In this work, we examine the prevalent use of Frobenius error minimization in covariance matrix cleaning. Currently, minimizing the Frobenius error offers a limited interpretation within information theory. To better understand this relationship, we focus on the Kullback-Leibler divergence as a measure of the information lost by the optimal estimators.
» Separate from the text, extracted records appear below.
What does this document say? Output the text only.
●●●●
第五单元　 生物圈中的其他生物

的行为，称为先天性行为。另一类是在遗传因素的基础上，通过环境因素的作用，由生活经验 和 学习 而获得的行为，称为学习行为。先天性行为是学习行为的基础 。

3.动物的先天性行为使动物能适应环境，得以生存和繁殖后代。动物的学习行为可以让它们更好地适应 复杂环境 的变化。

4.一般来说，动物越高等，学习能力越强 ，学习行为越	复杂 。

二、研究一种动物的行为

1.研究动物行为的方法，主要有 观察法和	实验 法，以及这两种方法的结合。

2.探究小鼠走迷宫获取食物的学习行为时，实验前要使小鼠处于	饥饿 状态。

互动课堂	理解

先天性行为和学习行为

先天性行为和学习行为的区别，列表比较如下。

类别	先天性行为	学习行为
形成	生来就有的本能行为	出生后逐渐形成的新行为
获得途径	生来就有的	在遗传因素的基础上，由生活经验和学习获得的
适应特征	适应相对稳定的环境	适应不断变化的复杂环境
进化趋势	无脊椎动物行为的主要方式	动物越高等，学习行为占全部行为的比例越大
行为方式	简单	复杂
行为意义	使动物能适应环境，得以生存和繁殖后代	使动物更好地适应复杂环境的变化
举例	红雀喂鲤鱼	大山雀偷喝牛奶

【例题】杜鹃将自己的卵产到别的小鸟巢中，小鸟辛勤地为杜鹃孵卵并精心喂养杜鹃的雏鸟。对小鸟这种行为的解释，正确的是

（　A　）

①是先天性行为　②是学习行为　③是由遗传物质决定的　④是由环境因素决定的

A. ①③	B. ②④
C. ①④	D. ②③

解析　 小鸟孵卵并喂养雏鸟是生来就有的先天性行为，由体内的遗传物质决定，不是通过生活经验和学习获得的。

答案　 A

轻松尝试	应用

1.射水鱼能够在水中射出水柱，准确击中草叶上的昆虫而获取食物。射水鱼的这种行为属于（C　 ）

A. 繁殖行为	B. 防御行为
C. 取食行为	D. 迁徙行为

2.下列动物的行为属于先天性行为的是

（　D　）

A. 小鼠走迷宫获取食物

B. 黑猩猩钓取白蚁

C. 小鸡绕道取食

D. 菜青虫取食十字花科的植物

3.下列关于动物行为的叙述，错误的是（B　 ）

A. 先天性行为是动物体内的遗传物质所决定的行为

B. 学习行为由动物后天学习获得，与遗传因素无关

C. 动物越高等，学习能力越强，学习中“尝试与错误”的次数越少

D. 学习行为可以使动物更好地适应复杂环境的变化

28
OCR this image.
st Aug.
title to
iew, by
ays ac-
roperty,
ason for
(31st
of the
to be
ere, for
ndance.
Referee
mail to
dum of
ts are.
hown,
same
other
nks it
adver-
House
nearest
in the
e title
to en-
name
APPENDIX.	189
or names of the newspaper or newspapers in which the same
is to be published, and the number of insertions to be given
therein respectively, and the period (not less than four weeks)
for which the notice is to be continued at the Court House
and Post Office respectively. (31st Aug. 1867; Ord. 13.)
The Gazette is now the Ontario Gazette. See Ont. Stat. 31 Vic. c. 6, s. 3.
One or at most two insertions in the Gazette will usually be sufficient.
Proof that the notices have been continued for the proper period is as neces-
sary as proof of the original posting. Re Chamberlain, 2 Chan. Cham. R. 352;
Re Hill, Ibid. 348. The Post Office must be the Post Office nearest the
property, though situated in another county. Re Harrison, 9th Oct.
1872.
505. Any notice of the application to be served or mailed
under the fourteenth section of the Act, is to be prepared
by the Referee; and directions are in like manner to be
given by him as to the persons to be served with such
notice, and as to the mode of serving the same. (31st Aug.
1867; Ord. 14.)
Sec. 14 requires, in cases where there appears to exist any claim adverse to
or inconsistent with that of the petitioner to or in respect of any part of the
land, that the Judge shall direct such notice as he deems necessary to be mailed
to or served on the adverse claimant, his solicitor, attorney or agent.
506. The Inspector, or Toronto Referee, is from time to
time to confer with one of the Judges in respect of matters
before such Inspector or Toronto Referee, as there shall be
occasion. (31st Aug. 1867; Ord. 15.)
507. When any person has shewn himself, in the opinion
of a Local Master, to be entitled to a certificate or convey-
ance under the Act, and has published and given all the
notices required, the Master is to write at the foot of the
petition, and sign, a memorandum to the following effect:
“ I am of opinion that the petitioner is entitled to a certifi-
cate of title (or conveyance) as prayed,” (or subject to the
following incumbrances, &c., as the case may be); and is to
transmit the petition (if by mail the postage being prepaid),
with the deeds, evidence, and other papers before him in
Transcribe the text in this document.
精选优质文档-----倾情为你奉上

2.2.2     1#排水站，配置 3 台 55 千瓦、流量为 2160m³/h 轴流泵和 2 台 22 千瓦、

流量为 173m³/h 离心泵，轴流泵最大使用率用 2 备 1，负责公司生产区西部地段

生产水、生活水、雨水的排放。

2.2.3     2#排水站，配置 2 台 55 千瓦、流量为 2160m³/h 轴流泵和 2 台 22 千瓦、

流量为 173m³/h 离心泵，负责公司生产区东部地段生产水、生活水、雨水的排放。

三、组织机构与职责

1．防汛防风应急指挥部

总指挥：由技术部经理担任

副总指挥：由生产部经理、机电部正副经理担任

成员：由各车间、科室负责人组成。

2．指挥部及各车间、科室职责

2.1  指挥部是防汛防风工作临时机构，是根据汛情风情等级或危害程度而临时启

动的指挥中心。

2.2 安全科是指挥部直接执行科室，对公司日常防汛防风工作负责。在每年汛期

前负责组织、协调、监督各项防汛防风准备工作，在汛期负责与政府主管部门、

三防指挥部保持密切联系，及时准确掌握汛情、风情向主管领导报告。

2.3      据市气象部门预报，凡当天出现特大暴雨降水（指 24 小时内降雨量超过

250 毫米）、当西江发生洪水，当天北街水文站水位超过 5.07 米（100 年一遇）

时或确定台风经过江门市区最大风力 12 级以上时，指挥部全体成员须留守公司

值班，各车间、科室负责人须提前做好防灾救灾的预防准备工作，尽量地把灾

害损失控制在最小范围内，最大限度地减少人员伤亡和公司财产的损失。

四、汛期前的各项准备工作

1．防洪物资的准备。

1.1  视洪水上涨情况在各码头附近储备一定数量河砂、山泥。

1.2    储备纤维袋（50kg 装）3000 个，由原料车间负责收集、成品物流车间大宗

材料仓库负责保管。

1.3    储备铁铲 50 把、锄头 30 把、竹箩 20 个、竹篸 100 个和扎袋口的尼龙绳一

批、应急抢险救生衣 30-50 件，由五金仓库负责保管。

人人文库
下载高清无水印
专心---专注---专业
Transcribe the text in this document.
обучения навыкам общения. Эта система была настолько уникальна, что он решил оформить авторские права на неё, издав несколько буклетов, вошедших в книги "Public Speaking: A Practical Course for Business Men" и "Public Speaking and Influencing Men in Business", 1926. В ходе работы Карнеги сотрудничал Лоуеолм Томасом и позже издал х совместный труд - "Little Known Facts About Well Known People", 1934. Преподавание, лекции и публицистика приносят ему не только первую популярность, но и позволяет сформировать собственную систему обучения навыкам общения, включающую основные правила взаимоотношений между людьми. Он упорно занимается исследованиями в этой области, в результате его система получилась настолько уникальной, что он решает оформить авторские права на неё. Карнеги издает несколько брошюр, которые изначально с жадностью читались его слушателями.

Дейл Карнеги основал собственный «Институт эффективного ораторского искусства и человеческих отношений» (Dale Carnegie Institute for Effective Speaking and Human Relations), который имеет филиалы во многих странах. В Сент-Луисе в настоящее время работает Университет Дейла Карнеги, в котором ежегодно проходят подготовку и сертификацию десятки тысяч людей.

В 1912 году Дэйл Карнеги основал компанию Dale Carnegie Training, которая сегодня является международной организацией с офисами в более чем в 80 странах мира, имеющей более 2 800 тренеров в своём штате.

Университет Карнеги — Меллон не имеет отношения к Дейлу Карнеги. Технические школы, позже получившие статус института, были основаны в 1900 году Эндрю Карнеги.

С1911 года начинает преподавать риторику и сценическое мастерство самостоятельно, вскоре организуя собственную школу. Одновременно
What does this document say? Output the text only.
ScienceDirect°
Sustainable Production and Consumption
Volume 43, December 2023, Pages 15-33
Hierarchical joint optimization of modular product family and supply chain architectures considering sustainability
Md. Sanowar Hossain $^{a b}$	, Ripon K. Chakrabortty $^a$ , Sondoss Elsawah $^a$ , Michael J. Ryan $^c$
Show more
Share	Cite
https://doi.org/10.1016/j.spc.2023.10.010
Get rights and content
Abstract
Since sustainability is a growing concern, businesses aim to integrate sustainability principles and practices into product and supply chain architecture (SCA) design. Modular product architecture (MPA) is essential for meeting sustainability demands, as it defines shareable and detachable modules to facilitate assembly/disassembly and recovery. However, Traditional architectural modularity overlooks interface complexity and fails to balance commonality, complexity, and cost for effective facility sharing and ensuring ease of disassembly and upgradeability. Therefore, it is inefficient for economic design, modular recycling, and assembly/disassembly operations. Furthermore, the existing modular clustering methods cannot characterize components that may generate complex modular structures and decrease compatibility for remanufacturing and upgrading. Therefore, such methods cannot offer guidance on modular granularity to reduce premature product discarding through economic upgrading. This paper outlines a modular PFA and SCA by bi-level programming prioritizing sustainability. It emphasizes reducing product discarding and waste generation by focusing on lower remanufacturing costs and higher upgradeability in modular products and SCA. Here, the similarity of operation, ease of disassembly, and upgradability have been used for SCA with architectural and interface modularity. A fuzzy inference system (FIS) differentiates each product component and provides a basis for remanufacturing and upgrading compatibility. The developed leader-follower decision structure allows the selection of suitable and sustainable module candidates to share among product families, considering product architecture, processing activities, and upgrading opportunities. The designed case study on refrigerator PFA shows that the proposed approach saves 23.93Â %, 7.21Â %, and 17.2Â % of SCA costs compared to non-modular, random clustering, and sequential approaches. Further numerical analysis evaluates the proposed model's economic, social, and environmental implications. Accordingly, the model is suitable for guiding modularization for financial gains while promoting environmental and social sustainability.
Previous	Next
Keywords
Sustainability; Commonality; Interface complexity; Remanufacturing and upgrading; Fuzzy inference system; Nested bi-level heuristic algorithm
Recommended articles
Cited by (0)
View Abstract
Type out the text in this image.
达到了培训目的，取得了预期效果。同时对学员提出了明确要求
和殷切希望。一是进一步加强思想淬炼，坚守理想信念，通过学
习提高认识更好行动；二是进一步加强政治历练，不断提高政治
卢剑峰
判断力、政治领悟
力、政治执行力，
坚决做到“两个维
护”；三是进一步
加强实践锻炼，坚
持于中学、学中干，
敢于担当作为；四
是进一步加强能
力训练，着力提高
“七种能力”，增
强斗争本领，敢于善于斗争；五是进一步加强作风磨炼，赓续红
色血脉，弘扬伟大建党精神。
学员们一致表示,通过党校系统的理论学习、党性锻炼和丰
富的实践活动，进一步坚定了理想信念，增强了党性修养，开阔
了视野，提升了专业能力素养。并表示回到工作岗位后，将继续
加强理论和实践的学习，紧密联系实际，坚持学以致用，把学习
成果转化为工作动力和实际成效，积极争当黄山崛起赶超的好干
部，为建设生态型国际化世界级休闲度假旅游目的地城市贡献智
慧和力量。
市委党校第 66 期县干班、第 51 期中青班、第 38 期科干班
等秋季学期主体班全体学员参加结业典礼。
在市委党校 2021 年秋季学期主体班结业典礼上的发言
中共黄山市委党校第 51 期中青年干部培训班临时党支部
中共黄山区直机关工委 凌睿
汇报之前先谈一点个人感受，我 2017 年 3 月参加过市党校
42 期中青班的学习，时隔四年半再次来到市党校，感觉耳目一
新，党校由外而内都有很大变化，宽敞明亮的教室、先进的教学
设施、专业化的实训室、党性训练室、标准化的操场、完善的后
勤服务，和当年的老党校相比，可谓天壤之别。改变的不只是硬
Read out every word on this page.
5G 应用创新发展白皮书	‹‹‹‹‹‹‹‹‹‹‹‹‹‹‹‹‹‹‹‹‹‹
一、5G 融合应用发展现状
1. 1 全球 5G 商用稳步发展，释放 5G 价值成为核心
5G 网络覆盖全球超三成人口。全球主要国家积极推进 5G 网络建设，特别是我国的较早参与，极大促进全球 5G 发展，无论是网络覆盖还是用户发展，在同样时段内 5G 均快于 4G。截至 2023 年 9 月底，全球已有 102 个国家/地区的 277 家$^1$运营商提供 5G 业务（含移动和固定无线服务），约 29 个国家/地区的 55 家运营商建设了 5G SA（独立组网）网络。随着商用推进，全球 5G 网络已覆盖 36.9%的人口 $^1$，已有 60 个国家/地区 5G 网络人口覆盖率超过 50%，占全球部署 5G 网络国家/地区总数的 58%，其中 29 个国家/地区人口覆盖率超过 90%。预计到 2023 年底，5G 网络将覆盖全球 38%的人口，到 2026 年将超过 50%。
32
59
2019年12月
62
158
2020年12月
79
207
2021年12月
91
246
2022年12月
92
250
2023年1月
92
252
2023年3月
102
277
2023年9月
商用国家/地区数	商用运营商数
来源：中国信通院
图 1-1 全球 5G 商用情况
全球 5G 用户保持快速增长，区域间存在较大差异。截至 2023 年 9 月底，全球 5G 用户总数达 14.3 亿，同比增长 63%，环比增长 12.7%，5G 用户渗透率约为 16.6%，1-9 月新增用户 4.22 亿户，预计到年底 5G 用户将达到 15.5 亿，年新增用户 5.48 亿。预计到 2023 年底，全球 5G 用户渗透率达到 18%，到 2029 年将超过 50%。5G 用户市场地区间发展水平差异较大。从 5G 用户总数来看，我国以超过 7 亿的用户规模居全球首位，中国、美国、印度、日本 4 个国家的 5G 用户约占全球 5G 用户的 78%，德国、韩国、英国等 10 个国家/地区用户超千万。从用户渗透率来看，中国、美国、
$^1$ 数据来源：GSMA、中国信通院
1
Our analysis centers on rotationally invariant estimators for data following an inverse Wishart population covariance matrix, and we derive an analytical expression for their Kullback-Leibler divergence. Due to the intricate nature of the calculations, we use genetic programming regressors paired with human intuition. Ultimately, we establish a more defined link between the Frobenius error and information theory, showing that the former corresponds to a first-order expansion term of the Kullback-Leibler divergence.

翻译：本研究探讨了协方差矩阵清洗中广泛使用的Frobenius误差最小化方法。当前，Frobenius误差最小化在信息论框架下的解释较为有限。为深入理解二者关系，我们聚焦于Kullback-Leibler散度作为最优估计器信息损失的度量标准。针对服从逆Wishart总体协方差矩阵的数据，我们重点分析了旋转不变估计器，并推导出其Kullback-Leibler散度的解析表达式。考虑到计算的复杂性，我们采用遗传规划回归器结合人类直觉进行分析。最终，我们建立了Frobenius误差与信息论之间更明确的联系，证明前者对应Kullback-Leibler散度的一阶展开项。